The game is simply gorgeous to look at, the character models aren’t particularly amazing, but the style in which they’re rendered means they’ve barely aged a day and the pre-rendered back drops are achingly pretty. The music feels like some kind of exquisite mix between game and film score styles, and work well with the rest of the game to make this feel like a huge, sprawling and progressing adventure.

The Director’s Cut is now available for multiple formats and adds new puzzles and a side-plot involving your eventual partner Nicole Colard, and French photojournalist with a sexy accent that helps tie her into the plot and develop her character. Though the new sections are visually very apparent, the puzzles blend well with the others in the game and it’s a nice addition.

There are some problems I have with the Director’s Cut though, a lot of the random, unimportant items you could click on for humorous lines or general atmosphere are gone and there’s a few changes to the art that aren’t a huge deal but bug me. If you’re that fussed, you can get the original and the Director’s Cut editions from gog.com with a few other nice bonuses.

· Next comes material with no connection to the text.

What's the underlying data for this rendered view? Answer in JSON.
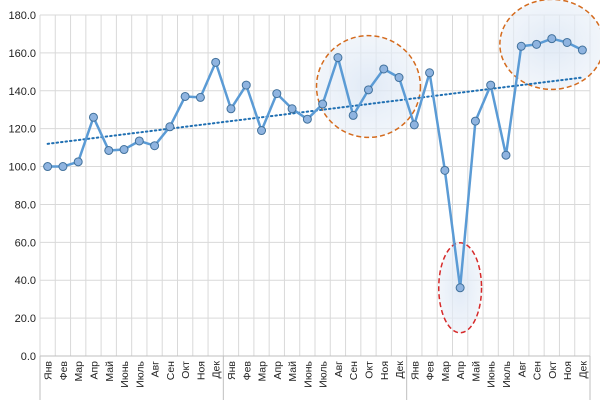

This game is basically what you’d get if Dan Brown was a competent writer that checks his facts. This is a good length, enjoyable and challenging adventure. It’s so widely available these days there’s almost no reason not to check it out on some format.

Price: (CEX) £2 PC
£8 Wii Director’s Cut
£3.50 Broken Sword Trilogy PC
£5 DS Director’s Cut

(Steam) £4.99 Director’s Cut
£9.99 Broken Sword Trilogy

(gog.com) $5.99 Director’s Cut
(NOTE: This is the only digitally available way buy the original version legally, it’s bundled in with the Director’s Cut.)